Lelaki itu hanya melirik sayu dengan kedua mata yang menatap redup bagai sumbu kandil yang kehabisan minyak. Bibirnya bergeming, kian kering di dekat hamparan pipi cekungnya yang kentara oleh tikam-tikam duka. Ia hanya bisa diam, menangis, dan mengelus dada, terlebih setelah sempat ia lihat di televisi bahwa dirinya sedang diburu polisi. Jalan terbaik yang ia ambil adalah pindah menuju daerah lain dan berencana mengontrak rumah yang letaknya jauh di pedalaman. Selain karena faktor keamanan, rumah yang ada di pedalaman menurutnya lebih berkarib dengan kesunyian, sedang ia yakin kesunyian adalah rahim bagi sebuah ketenangan yang suatu saat bisa jadi jalan putih menuju Tuhan.

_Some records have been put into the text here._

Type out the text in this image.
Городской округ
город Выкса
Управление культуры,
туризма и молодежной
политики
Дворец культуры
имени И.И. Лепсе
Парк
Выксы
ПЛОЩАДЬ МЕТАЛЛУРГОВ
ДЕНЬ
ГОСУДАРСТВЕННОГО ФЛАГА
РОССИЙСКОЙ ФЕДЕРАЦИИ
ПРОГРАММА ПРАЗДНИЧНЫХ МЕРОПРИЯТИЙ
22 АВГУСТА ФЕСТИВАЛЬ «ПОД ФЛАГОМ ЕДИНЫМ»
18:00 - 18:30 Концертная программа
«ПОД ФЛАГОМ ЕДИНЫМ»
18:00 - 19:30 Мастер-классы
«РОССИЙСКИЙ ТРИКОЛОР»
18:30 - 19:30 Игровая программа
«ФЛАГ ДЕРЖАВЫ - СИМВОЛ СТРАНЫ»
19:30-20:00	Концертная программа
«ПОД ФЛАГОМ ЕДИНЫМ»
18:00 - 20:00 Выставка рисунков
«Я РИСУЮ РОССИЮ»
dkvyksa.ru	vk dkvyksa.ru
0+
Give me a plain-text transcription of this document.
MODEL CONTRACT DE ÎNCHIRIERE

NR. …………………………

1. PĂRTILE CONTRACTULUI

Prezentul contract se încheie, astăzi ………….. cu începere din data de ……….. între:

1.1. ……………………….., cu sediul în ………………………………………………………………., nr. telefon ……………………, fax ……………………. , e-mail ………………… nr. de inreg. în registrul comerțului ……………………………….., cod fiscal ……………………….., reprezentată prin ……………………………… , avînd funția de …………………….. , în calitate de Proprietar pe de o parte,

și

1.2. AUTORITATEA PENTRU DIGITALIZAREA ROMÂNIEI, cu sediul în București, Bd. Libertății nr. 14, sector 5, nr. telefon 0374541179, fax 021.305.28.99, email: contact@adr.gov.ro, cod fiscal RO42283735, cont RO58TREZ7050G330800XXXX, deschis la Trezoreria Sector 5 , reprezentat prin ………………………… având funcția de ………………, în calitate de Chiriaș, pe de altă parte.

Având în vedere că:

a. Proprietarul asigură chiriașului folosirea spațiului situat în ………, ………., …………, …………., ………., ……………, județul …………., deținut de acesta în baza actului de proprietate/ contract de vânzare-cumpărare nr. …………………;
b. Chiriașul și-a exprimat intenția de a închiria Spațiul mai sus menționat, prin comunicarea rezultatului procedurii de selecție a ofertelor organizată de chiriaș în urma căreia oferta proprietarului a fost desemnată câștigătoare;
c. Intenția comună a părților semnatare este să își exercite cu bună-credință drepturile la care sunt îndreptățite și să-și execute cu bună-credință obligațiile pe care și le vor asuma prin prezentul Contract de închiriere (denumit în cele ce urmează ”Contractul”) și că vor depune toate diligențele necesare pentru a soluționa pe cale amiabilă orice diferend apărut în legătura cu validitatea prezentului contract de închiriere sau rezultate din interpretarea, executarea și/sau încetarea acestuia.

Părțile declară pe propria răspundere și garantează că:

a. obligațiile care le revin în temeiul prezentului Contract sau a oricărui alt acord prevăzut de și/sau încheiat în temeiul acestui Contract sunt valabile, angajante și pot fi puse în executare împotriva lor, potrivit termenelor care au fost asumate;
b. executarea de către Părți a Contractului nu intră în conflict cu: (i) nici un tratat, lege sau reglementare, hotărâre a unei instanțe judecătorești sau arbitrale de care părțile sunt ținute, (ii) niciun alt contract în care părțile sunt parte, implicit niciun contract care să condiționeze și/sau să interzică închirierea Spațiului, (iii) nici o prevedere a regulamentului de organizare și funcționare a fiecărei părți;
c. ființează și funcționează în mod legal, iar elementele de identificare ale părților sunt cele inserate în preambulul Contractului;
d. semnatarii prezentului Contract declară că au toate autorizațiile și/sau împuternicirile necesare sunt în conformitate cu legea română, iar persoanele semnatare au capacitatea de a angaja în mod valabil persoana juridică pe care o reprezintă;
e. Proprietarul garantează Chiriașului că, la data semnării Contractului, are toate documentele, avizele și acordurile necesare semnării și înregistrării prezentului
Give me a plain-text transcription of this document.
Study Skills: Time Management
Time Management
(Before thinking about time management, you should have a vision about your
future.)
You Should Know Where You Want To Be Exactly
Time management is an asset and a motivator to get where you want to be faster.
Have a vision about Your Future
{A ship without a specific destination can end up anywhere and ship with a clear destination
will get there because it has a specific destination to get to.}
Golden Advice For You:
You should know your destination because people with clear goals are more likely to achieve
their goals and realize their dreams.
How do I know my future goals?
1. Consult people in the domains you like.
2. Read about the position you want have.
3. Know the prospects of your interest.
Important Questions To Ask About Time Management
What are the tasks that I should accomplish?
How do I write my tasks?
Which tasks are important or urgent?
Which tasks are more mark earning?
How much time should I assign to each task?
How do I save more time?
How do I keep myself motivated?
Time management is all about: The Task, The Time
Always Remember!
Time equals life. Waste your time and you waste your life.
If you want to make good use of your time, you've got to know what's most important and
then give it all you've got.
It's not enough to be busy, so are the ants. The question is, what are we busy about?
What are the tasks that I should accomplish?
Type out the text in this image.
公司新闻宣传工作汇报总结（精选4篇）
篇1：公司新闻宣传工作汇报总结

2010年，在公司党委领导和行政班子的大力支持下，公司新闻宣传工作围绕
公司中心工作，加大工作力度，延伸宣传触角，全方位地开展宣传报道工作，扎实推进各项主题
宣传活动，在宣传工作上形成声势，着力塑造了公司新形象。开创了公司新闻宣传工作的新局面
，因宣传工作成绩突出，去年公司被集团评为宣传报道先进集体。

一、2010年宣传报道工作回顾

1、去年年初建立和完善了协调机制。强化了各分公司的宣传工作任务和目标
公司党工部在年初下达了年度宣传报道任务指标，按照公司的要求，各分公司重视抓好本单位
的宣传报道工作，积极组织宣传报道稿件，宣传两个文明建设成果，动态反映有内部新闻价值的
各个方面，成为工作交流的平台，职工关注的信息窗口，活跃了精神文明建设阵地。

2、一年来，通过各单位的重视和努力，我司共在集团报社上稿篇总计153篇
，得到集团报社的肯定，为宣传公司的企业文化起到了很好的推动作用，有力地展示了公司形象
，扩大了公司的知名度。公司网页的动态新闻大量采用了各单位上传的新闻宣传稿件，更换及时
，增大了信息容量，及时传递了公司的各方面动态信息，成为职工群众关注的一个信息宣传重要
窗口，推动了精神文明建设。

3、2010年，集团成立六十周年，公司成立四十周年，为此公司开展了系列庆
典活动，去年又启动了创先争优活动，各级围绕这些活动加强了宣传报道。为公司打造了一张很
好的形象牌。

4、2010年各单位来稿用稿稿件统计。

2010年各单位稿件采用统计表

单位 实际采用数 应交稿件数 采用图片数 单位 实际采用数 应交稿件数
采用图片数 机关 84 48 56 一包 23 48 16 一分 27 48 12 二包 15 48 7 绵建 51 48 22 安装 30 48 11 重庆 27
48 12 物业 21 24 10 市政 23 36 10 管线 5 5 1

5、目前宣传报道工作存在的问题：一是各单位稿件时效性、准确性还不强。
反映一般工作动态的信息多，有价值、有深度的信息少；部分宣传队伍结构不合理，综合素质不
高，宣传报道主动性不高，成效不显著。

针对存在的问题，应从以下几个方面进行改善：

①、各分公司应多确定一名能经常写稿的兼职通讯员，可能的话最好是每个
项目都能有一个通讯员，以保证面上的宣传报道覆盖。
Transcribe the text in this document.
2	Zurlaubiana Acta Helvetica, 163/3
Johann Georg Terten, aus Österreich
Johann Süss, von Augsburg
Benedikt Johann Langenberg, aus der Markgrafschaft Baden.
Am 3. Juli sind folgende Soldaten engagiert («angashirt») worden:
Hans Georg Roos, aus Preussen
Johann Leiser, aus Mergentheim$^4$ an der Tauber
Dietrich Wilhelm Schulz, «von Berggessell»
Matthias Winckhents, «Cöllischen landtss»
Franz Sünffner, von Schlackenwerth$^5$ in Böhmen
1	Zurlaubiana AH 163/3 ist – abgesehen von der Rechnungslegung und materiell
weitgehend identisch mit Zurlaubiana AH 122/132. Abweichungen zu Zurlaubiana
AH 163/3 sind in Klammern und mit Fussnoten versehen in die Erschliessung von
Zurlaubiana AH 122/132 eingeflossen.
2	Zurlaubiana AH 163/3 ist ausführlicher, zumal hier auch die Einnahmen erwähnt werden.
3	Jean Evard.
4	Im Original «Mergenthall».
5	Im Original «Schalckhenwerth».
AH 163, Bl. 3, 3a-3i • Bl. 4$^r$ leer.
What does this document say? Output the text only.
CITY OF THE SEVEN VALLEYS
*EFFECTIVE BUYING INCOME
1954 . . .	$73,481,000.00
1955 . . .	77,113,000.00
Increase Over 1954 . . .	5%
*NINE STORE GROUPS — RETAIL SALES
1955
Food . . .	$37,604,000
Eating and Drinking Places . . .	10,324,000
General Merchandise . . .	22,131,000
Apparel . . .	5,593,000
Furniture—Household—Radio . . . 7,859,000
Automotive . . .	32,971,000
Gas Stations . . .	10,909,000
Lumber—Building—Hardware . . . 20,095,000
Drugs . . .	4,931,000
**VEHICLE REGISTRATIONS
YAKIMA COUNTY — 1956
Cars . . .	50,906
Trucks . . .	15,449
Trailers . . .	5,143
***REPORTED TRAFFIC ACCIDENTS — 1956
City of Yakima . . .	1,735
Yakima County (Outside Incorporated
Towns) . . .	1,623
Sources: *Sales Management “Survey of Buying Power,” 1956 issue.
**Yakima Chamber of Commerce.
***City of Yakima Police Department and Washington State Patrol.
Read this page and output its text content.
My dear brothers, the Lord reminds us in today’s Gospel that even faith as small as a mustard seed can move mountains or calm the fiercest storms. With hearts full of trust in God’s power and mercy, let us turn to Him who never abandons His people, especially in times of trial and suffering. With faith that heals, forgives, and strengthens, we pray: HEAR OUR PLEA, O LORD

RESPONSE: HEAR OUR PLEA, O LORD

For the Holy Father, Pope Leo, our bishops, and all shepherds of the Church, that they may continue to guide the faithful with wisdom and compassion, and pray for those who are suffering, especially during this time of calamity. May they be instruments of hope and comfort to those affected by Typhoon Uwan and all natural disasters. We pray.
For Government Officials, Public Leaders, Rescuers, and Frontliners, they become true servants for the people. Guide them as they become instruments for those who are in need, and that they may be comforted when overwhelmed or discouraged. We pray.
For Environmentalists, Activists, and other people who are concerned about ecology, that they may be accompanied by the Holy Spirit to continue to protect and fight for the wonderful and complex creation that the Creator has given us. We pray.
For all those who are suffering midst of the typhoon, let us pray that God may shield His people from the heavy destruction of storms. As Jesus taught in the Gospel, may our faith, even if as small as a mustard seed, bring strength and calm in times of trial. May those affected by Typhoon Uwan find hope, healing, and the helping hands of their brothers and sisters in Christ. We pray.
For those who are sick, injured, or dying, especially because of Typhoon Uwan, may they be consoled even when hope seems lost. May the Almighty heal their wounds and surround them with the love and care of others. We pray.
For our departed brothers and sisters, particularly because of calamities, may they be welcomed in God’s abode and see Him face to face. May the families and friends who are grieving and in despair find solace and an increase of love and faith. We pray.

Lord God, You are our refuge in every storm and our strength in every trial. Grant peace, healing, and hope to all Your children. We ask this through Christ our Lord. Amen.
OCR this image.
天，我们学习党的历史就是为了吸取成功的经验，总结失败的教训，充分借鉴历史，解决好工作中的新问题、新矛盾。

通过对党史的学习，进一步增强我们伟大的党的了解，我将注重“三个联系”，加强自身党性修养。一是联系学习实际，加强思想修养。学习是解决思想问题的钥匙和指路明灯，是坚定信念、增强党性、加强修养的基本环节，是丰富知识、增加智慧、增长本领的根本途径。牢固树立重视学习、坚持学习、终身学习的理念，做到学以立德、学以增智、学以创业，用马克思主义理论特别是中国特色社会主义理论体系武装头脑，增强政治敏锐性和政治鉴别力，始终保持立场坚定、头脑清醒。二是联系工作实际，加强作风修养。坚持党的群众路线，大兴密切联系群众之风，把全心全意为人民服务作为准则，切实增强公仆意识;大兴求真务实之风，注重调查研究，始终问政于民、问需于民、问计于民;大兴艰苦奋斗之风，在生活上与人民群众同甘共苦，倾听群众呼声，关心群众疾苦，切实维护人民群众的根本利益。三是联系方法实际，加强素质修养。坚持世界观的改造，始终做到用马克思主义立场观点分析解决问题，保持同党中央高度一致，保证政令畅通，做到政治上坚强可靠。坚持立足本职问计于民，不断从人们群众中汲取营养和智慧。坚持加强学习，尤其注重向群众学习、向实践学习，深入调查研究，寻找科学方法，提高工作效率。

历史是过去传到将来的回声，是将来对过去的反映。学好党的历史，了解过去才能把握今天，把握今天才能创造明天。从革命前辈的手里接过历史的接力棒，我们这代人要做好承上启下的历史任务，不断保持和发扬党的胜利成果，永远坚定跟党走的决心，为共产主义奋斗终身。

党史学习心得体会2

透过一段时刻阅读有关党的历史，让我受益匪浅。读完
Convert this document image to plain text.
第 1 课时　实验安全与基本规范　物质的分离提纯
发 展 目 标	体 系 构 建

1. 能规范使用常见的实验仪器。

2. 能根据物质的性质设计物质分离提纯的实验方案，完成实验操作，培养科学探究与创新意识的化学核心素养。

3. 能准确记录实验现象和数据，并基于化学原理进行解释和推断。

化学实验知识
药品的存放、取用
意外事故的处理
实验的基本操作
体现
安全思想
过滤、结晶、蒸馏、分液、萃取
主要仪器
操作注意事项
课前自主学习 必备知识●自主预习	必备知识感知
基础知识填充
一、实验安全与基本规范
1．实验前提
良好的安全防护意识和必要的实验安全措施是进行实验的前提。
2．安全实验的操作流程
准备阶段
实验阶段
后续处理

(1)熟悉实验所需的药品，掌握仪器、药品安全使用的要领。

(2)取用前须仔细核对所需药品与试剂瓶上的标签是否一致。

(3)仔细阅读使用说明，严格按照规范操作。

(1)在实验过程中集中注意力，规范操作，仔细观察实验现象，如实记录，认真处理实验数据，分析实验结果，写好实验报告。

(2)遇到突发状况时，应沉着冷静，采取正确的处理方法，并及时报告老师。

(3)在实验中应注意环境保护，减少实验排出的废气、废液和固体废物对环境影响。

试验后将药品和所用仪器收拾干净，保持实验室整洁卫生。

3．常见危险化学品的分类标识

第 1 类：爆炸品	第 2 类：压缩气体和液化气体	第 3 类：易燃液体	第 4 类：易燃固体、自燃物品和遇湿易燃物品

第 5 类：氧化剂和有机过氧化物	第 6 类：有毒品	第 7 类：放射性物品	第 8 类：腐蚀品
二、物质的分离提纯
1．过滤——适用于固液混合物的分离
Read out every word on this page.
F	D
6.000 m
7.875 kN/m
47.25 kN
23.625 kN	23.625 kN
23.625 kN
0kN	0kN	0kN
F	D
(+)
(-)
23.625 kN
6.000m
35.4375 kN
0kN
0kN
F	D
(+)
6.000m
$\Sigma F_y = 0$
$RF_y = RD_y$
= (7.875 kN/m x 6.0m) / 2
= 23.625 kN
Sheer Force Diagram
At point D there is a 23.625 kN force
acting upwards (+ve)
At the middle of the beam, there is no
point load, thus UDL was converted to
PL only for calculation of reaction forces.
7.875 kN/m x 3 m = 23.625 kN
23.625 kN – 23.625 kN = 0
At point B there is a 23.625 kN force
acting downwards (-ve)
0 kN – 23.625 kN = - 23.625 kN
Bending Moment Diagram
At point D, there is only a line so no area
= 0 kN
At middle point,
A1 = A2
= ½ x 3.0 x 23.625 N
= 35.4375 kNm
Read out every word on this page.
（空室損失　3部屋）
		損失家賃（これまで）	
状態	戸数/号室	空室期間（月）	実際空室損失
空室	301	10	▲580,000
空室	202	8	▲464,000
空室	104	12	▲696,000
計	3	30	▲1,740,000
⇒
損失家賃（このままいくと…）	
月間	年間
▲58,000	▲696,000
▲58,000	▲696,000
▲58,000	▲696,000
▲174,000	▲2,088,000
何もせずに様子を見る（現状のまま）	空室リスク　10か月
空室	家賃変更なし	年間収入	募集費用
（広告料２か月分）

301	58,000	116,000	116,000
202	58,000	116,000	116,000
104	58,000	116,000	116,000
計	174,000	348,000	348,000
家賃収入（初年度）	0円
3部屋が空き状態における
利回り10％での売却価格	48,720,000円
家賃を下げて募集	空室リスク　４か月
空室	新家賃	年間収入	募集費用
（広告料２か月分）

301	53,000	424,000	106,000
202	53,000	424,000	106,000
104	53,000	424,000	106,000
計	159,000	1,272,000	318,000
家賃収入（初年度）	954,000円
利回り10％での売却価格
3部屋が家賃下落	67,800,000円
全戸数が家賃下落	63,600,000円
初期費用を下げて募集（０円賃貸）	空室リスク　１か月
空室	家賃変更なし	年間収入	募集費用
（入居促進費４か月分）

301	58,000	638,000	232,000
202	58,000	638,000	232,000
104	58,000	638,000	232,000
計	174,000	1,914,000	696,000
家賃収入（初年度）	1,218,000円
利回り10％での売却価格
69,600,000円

Setelah melalui proses yang alot, akhirnya ia memilih rumah yang tirainya merah marun itu. Di rumah itulah ia sedikit lebih tenang. Setiap hari—terutama saat pagi hari—ia duduk di balik tirai yang terbelah itu, tepatnya pada sebuah meja kecil bundar lusuh, sesekali melihat matahari dan ingin jadi matahari yang selalu tak mau bersekutu dengan kegelapan.

Hal lain yang ia lakukan untuk meyakinkan jalan pertobatannya itu adalah menggali lubang kubur di dalam kamar pribadinya sebagai persiapan bagi jalan akhir hayatnya sekaligus alat kendali untuk dirinya agar tidak melakukan hal keji lagi. Di dekat liang kubur itu, ia kerap meratapi masa kelamnya seraya menitikkan air mata, menyaruk hikmah dari lubang yang menganga sebagai jalan pasti yang akan dilalui setiap manusia. Tapi hanya beberapa minggu saja ia menghayati pelajaran filosofis dari lubang itu, hari setelah itu, ia tak menyangka polisi masih bisa datang ke tempat itu dan memindahkannya ke penjara. Di penjara, ia selalu merindukan lubang kubur buatannya sendiri itu.